Eleven points for buying used cars
A TOUGHER economic climate worldwide, and in South Africa, has forced many consumers to reconsider their spending patterns.
An obvious indicator of this is that new car sales are significantly lower this year compared with the same period last year.
According to the Automobile Association (AA), this trend will lead many consumers to consider buying used vehicles. But, the association warned, buyers must be savvy when making these purchases.
According to the National Association of Automobile Manufacturers of South Africa (Naamsa), industry sales in the first half of 2016 were 10,6% lower as against the same period last year. In June this year, 44 939 new vehicles were sold, 5 300 less than in 2015.

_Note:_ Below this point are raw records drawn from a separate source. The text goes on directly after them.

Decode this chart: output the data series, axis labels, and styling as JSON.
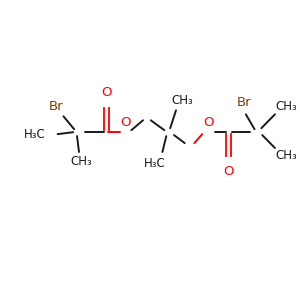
{
  "bg_color": "#ffffff",
  "bond_color": "#1a1a1a",
  "oxygen_color": "#ff0000",
  "bromine_color": "#7b3f00",
  "carbon_color": "#1a1a1a",
  "figsize": [
    3.0,
    3.0
  ],
  "dpi": 100,
  "xlim": [
    0,
    300
  ],
  "ylim": [
    0,
    300
  ]
}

In March, Wesbank predicted this decline in sales for the first half of the year. “This sales performance is in line with our forecast for the year, and it’s been informed by a number of macro-economic factors. The rand has struggled, interest rates have been hiked and inflation has taken its toll on household budgets,” said Simphiwe Nghona, CEO of Wesbank Motor Retail.
Given this climate, the AA said it predicts a spike in used car sales, with consumers seeking more affordable options.

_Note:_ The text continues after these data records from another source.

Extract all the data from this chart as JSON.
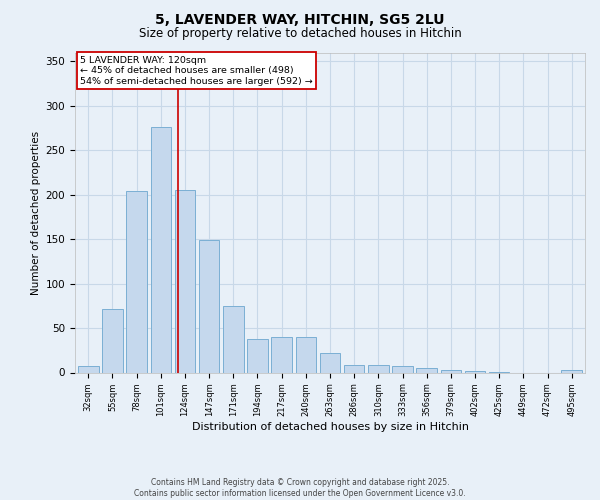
{
  "title1": "5, LAVENDER WAY, HITCHIN, SG5 2LU",
  "title2": "Size of property relative to detached houses in Hitchin",
  "xlabel": "Distribution of detached houses by size in Hitchin",
  "ylabel": "Number of detached properties",
  "categories": [
    "32sqm",
    "55sqm",
    "78sqm",
    "101sqm",
    "124sqm",
    "147sqm",
    "171sqm",
    "194sqm",
    "217sqm",
    "240sqm",
    "263sqm",
    "286sqm",
    "310sqm",
    "333sqm",
    "356sqm",
    "379sqm",
    "402sqm",
    "425sqm",
    "449sqm",
    "472sqm",
    "495sqm"
  ],
  "values": [
    7,
    72,
    204,
    276,
    205,
    149,
    75,
    38,
    40,
    40,
    22,
    8,
    8,
    7,
    5,
    3,
    2,
    1,
    0,
    0,
    3
  ],
  "bar_color": "#c5d8ed",
  "bar_edge_color": "#7bafd4",
  "grid_color": "#c8d8e8",
  "background_color": "#e8f0f8",
  "annotation_line1": "5 LAVENDER WAY: 120sqm",
  "annotation_line2": "← 45% of detached houses are smaller (498)",
  "annotation_line3": "54% of semi-detached houses are larger (592) →",
  "annotation_box_color": "#ffffff",
  "annotation_box_edgecolor": "#cc0000",
  "vline_x": 3.72,
  "ylim": [
    0,
    360
  ],
  "yticks": [
    0,
    50,
    100,
    150,
    200,
    250,
    300,
    350
  ],
  "footer_line1": "Contains HM Land Registry data © Crown copyright and database right 2025.",
  "footer_line2": "Contains public sector information licensed under the Open Government Licence v3.0."
}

“While buying a secondhand vehicle is a good option for many, buyers need to be aware that there are also pitfalls; there may be mechanical problems, body damage, replacement parts may be harder to source and warranty benefits will expire sooner.
“It’s important that buyers conduct proper research, compare prices, and not rush into the first good deal they come across,” the AA said.

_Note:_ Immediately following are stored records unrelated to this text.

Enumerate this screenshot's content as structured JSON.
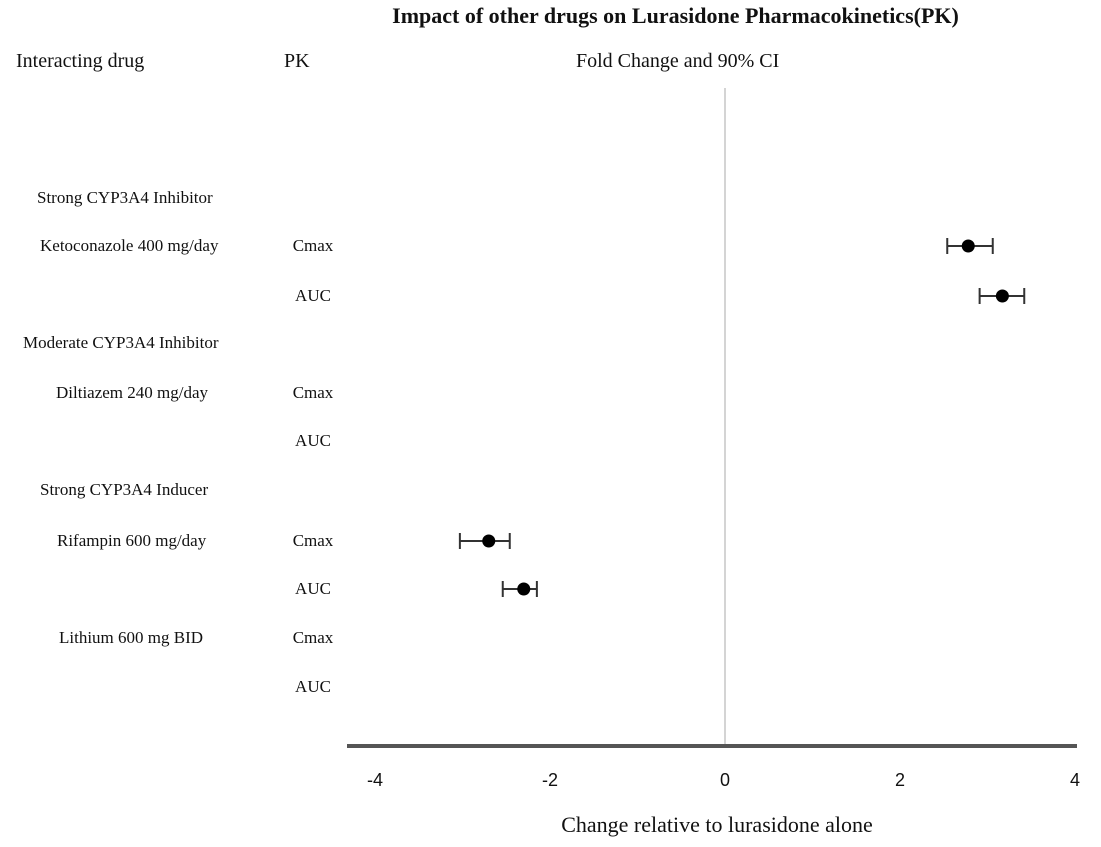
{
  "chart_data": {
    "type": "forest",
    "title": "Impact of other drugs on Lurasidone  Pharmacokinetics(PK)",
    "column_headers": {
      "drug": "Interacting  drug",
      "pk": "PK",
      "plot": "Fold Change and 90% CI"
    },
    "xlabel": "Change relative to lurasidone alone",
    "xlim": [
      -4,
      4
    ],
    "xticks": [
      "-4",
      "-2",
      "0",
      "2",
      "4"
    ],
    "reference_line": 0,
    "rows": [
      {
        "label": "Strong CYP3A4  Inhibitor",
        "kind": "group",
        "pk": ""
      },
      {
        "label": "Ketoconazole 400 mg/day",
        "kind": "drug",
        "pk": "Cmax",
        "value": 2.78,
        "ci": [
          2.54,
          3.06
        ]
      },
      {
        "label": "",
        "kind": "drug",
        "pk": "AUC",
        "value": 3.17,
        "ci": [
          2.91,
          3.42
        ]
      },
      {
        "label": "Moderate CYP3A4  Inhibitor",
        "kind": "group",
        "pk": ""
      },
      {
        "label": "Diltiazem 240  mg/day",
        "kind": "drug",
        "pk": "Cmax"
      },
      {
        "label": "",
        "kind": "drug",
        "pk": "AUC"
      },
      {
        "label": "Strong CYP3A4  Inducer",
        "kind": "group",
        "pk": ""
      },
      {
        "label": "Rifampin 600  mg/day",
        "kind": "drug",
        "pk": "Cmax",
        "value": -2.7,
        "ci": [
          -3.03,
          -2.46
        ]
      },
      {
        "label": "",
        "kind": "drug",
        "pk": "AUC",
        "value": -2.3,
        "ci": [
          -2.54,
          -2.15
        ]
      },
      {
        "label": "Lithium  600 mg BID",
        "kind": "drug",
        "pk": "Cmax"
      },
      {
        "label": "",
        "kind": "drug",
        "pk": "AUC"
      }
    ],
    "colors": {
      "marker": "#000000",
      "axis": "#555555",
      "refline": "#aaaaaa"
    }
  }
}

Start with your budget, look at your cash flow and, if you need finance, determine how much you can afford to repay. From there, look at the cost of the car that you can afford and how much debt you are willing to take on and do not deviate. The association warned that
a roadworthy certificate (RWC) is not a guarantee that the car is problem free. It is a document that simply states that the vehicle meets the minimum statutory requirements in terms of safety, such as brakes, suspension and lights. A car could have an RWC and still have a mechanical problem.
“It’s important that you have a look at the car in daylight, inspect every inch of it, and take it for a test drive. If possible, have someone with mechanical insight take a look at the engine. For even more peace of mind, buyers can take the car to an AA Quality Assured specialist or Dekra centre for a bumper-to-bumper once over before they make their final decision,” the AA said.
Other items to check when buying a used car include:
• deal with a franchised car dealer or an AA Quality Assured car dealer;
• if you can stretch your budget, look at a low-mileage demo model from a reputable dealer; these cars are usually well priced, almost new, and have often been well looked after;
• when test driving, check handling, brakes, and look for any signs of mechanical problems;
• check the interior for any obvious faults such as ripped material. The wear on the rubber of the brake, clutch and accelerator should be consistent with the age of the car;
• turn off the radio while you test drive, check that there are no extra-ordinary sounds;
• check that the battery terminals are clear of any build-up
• check for smoke from the exhaust;
• check that the body colour is even throughout the car, a change (even slight) may mean body work has been done, and may indicate the car was involved in a crash; and
• check that the tyres are in a good condition, and if not, that replacements are available.
“This is not a definitive list but it may be a good starting point. Also always insist on the car’s paperwork and service record,” the AA advised.
Finally, remember that a deal that sounds too good to be true, usually is.